Eu não cresci no campo, pelo menos não no sentido literal da palavra. Nem os meus pais nem os meus avós herdaram nenhum pedaço de terra e não temos propriedades em lado nenhum mas eu ainda pude saber como era a vida numa horta. Os meus avós quase sempre trabalharam no campo, ajudando outras pessoas ou para seu próprio proveito e eu tive a sorte de os acompanhar de vez em quando. Sei bem o que é descansar debaixo duma figueira, ouvindo o som dum gerador, da água dum poço e dos grilos em tardes de Verão e sei o que é molhar mãos e pés em tanques cheios de lodo, enquanto os alfaiates iam deslizando sobre a água turva. Sei como se cavavam regos para conduzir a água pela horta e acho que ainda sei distinguir o sacho da sachola e da enchada.

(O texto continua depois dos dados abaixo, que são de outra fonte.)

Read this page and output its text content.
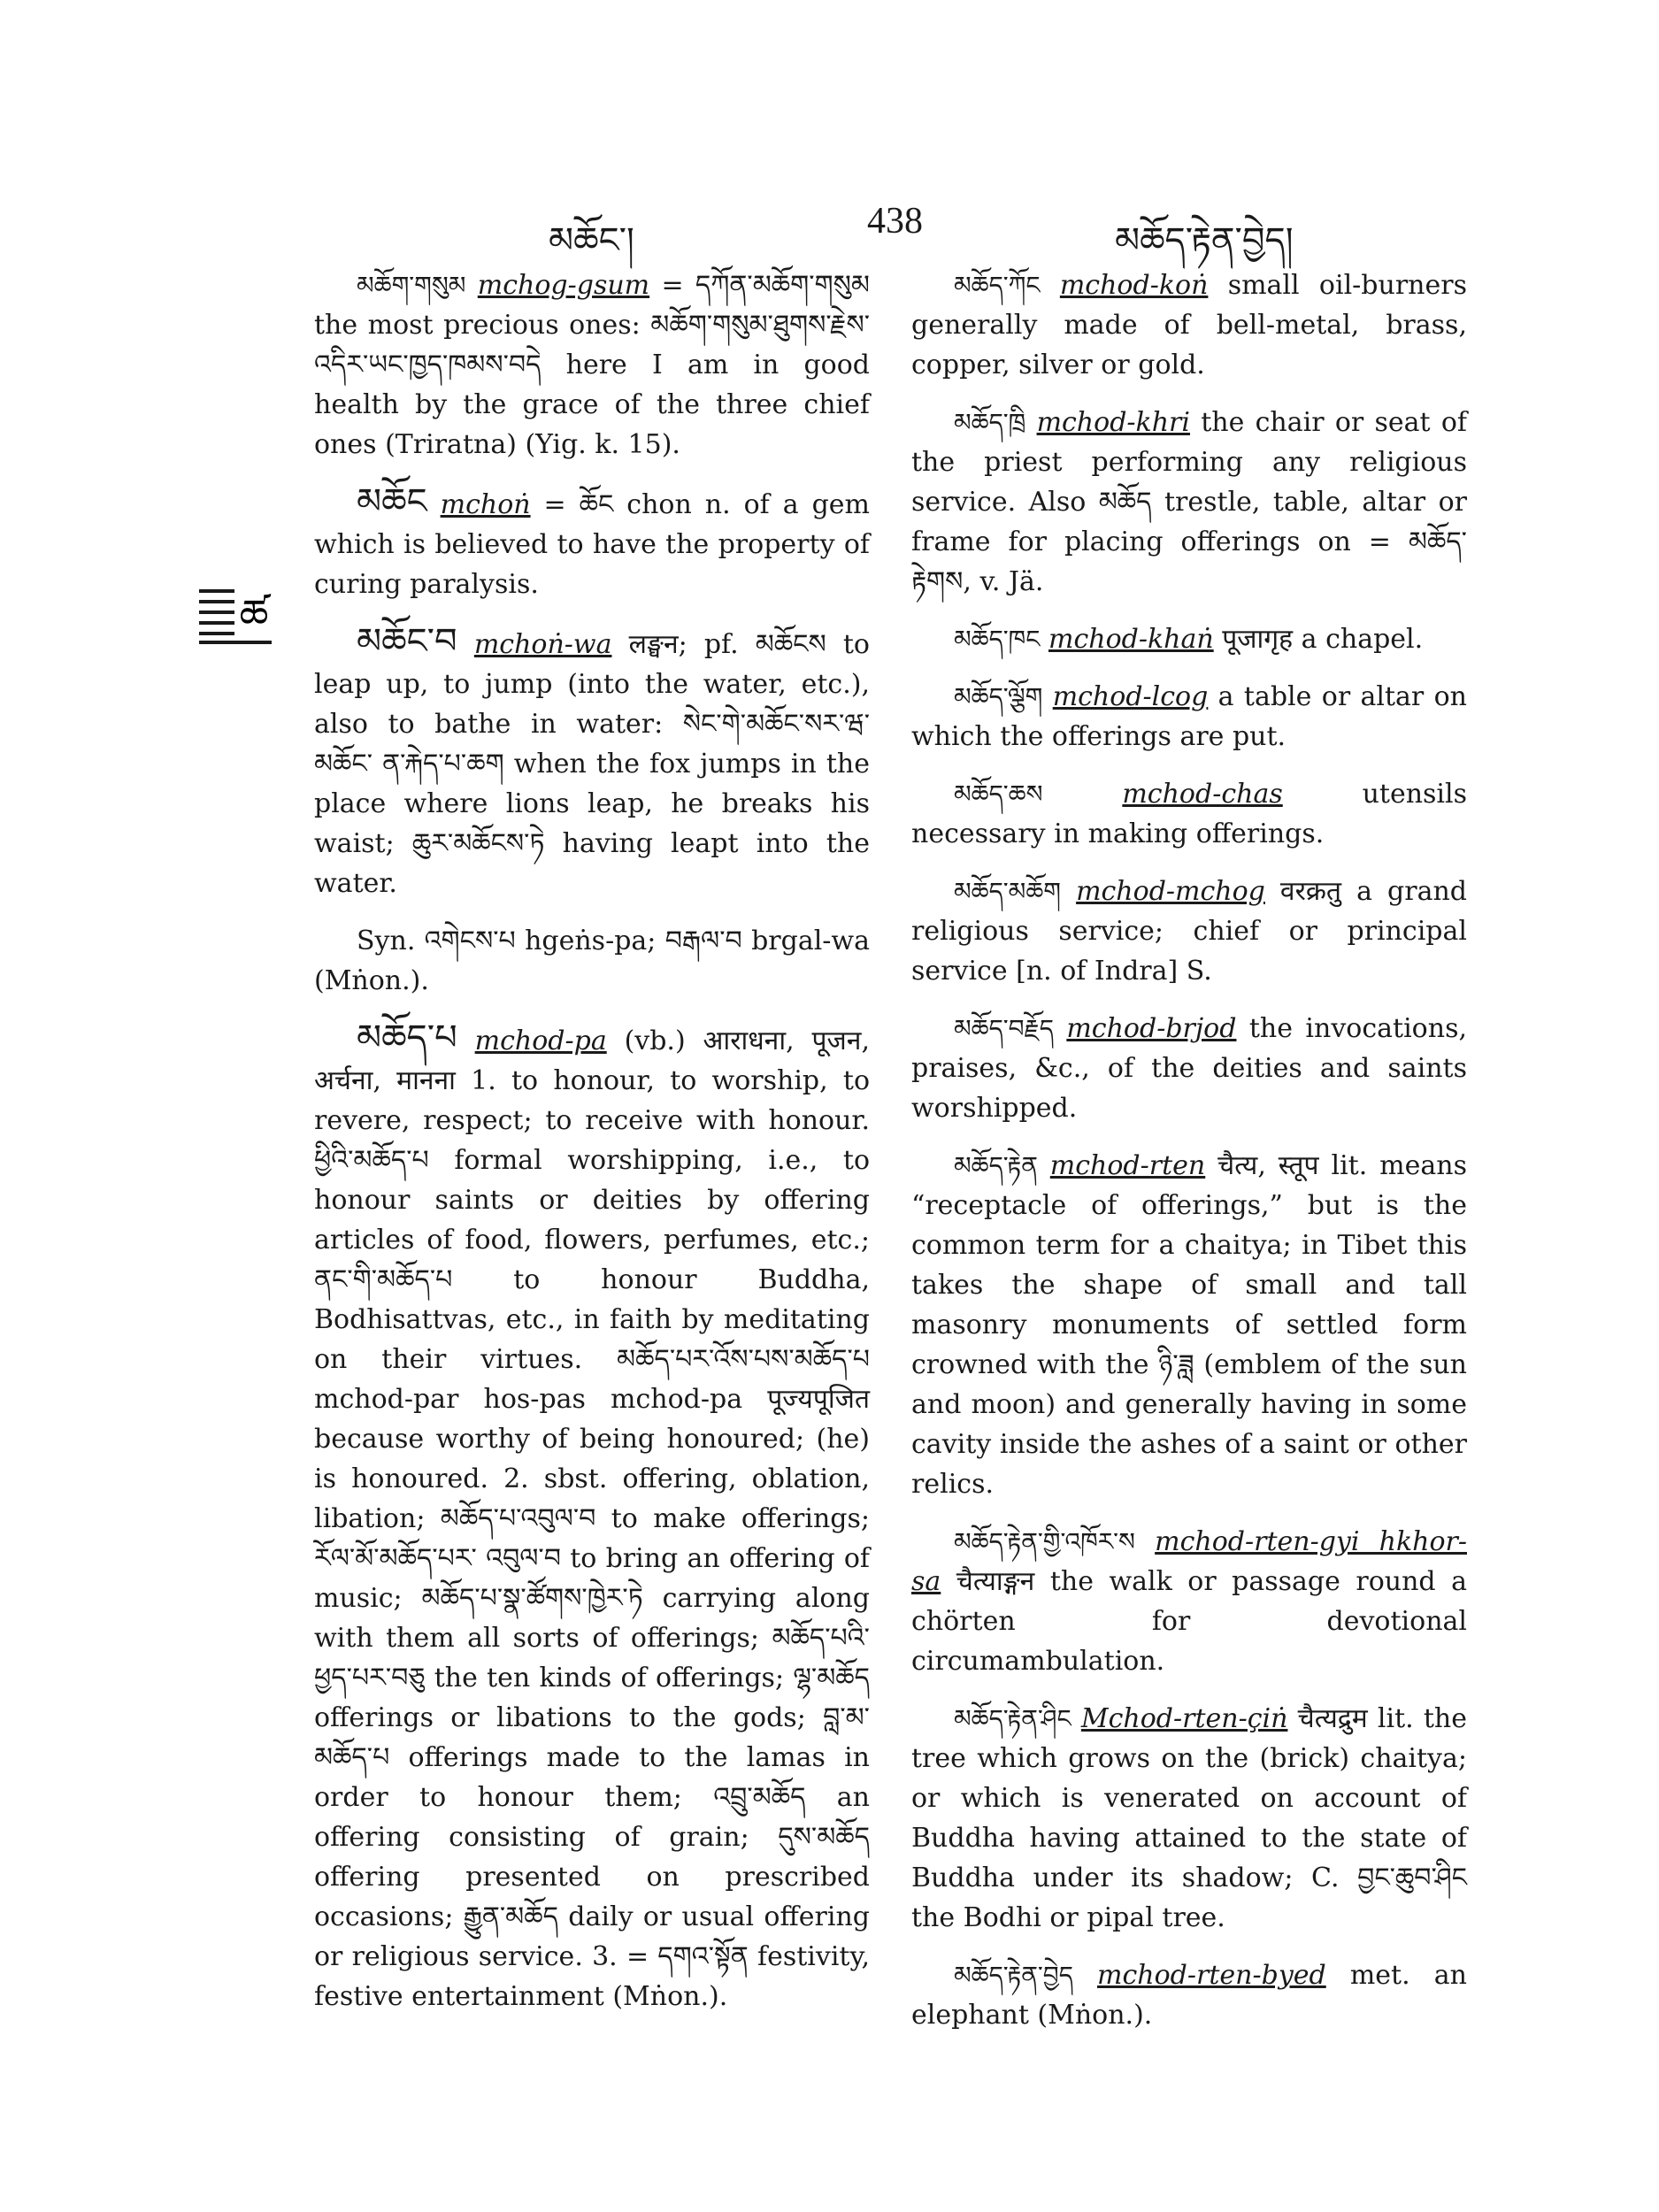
མཆོང་།	438	མཆོད་རྟེན་བྱེད།
ཚ

མཆོག་གསུམ mchog-gsum = དཀོན་མཆོག་གསུམ the most precious ones: མཆོག་གསུམ་ཐུགས་རྗེས་ འདིར་ཡང་ཁྱད་ཁམས་བདེ here I am in good health by the grace of the three chief ones (Triratna) (Yig. k. 15).

མཆོང mchoṅ = ཆོང chon n. of a gem which is believed to have the property of curing paralysis.

མཆོང་བ mchoṅ-wa लङ्घन; pf. མཆོངས to leap up, to jump (into the water, etc.), also to bathe in water: སེང་གེ་མཆོང་སར་ཝ་མཆོང་ ན་རྐེད་པ་ཆག when the fox jumps in the place where lions leap, he breaks his waist; ཆུར་མཆོངས་ཏེ having leapt into the water.

Syn. འགེངས་པ hgeṅs-pa; བརྒལ་བ brgal-wa (Mṅon.).

མཆོད་པ mchod-pa (vb.) आराधना, पूजन, अर्चना, मानना 1. to honour, to worship, to revere, respect; to receive with honour. ཕྱིའི་མཆོད་པ formal worshipping, i.e., to honour saints or deities by offering articles of food, flowers, perfumes, etc.; ནང་གི་མཆོད་པ to honour Buddha, Bodhisattvas, etc., in faith by meditating on their virtues. མཆོད་པར་འོས་པས་མཆོད་པ mchod-par hos-pas mchod-pa पूज्यपूजित because worthy of being honoured; (he) is honoured. 2. sbst. offering, oblation, libation; མཆོད་པ་འབུལ་བ to make offerings; རོལ་མོ་མཆོད་པར་ འབུལ་བ to bring an offering of music; མཆོད་པ་སྣ་ཚོགས་ཁྱེར་ཏེ carrying along with them all sorts of offerings; མཆོད་པའི་ཕྱད་པར་བཅུ the ten kinds of offerings; ལྷ་མཆོད offerings or libations to the gods; བླ་མ་མཆོད་པ offerings made to the lamas in order to honour them; འབྲུ་མཆོད an offering consisting of grain; དུས་མཆོད offering presented on prescribed occasions; རྒྱུན་མཆོད daily or usual offering or religious service. 3. = དགའ་སྟོན festivity, festive entertainment (Mṅon.).

མཆོད་ཀོང mchod-koṅ small oil-burners generally made of bell-metal, brass, copper, silver or gold.

མཆོད་ཁྲི mchod-khri the chair or seat of the priest performing any religious service. Also མཆོད trestle, table, altar or frame for placing offerings on = མཆོད་རྟེགས, v. Jä.

མཆོད་ཁང mchod-khaṅ पूजागृह a chapel.

མཆོད་ལྕོག mchod-lcog a table or altar on which the offerings are put.

མཆོད་ཆས	mchod-chas utensils necessary in making offerings.

མཆོད་མཆོག mchod-mchog वरक्रतु a grand religious service; chief or principal service [n. of Indra] S.

མཆོད་བརྗོད mchod-brjod the invocations, praises, &c., of the deities and saints worshipped.

མཆོད་རྟེན mchod-rten चैत्य, स्तूप lit. means “receptacle of offerings,” but is the common term for a chaitya; in Tibet this takes the shape of small and tall masonry monuments of settled form crowned with the ཉི་ཟླ (emblem of the sun and moon) and generally having in some cavity inside the ashes of a saint or other relics.

མཆོད་རྟེན་གྱི་འཁོར་ས mchod-rten-gyi hkhor-sa चैत्याङ्गन the walk or passage round a chörten for devotional circumambulation.

མཆོད་རྟེན་ཤིང Mchod-rten-çiṅ चैत्यद्रुम lit. the tree which grows on the (brick) chaitya; or which is venerated on account of Buddha having attained to the state of Buddha under its shadow; C. བྱང་ཆུབ་ཤིང the Bodhi or pipal tree.

མཆོད་རྟེན་བྱེད mchod-rten-byed met. an elephant (Mṅon.).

Ontem, no caminho para casa, vi uma cena que me deixou algumas saudades: o que parecia ser uma avó depenando uma galinha e uma neta de uns cinco anos que se divertia com as plantas à volta. O que me ocorreu é que o Vicente já não vai ter oportunidade de correr assim debaixo de oliveiras e figueiras, nem vai poder fazer as suas próprias canas de pesca para pescar os alfaiates nos tanques, nem vai poder comer figos directamente apanhados da figueira. Dificilmente poderá andar a passear entre cabras ou pequenos rebanhos de ovelhas para as tentar apanhar e fugir atrás delas e não saberá como é dar leitinho a um cabrito acabado de nascer. Eu não sou uma pessoa do campo, apesar de também não ter nascido numa grande metrópole, mas gostava que o Vicente pudesse experimentar os dois lados da coisa para que não crescesse sem saber a que se assemelha um frango. Mas enfim, sempre tenho esperança que possa passar parte das férias da escola com os avós que o hão-de levar aos pombos e às piscinas no campo e partilhar com ele uma parte da tradição que ainda resta. E posso não gostar da actividade em si mas adorava que ele ainda pudesse ir aos ninhos.
7 comentários:
pra isso tudo o vicente ha-de ter sempre a maravilhosa quinta da broa. pode ir la roubar figos tal como a mae fazia :)
fogo...vinha aqui eu mandar o meu bitaique dos figos e tu já te tinhas antecipado :);)
epá... eu também
De certeza que os avós do Vicente tudo farão para lhe proporcionar umas férias com experiências que só a liberdade da "terra dos avós" consegue dar.
Tive o privilégio de privar com os avós paternos na aldeia, lá no Alentejo e fico muito satisfeita por o meu filho e os meus sobrinhos terem tido a oportunidade de passarem, pelo menos, um mês de férias na terra do avô e onde puderam conviver com bacorinhos acabados de nascer, embrenharem-se no meio do rebanho que todos os dias passava na alvorada e no recolher ao entardecer, tomar banho no rio Sever e das mangueiradas, comer fruta directamente das árvores, recusarem-se a comer o coelho que tão pouco tempo antes o tinham tido ao colo e ver as estrelas e conseguir detectar as constelações, as histórias dos gambuzinos. Mais feliz ainda fico por saber que todos eles guardam tantas e tão boas histórias do tempo em que cresceram a ouvir e a passear de mão dada com o avô. Hoje, a nossa casa de família é lugar de culto, de liberdade, de estada "obrigatória", da apanha das castanhas e nozes e de memórias, por vezes, ia jurar que oiço o assobio do meu pai e o riso dele quando os cachopos esfolam os joelhos a trepar às árvores.
Beijinhos
Era exactamente dessas memórias que falava, Helena. Tudo coisas simples que eu gostava que ele experimentasse :)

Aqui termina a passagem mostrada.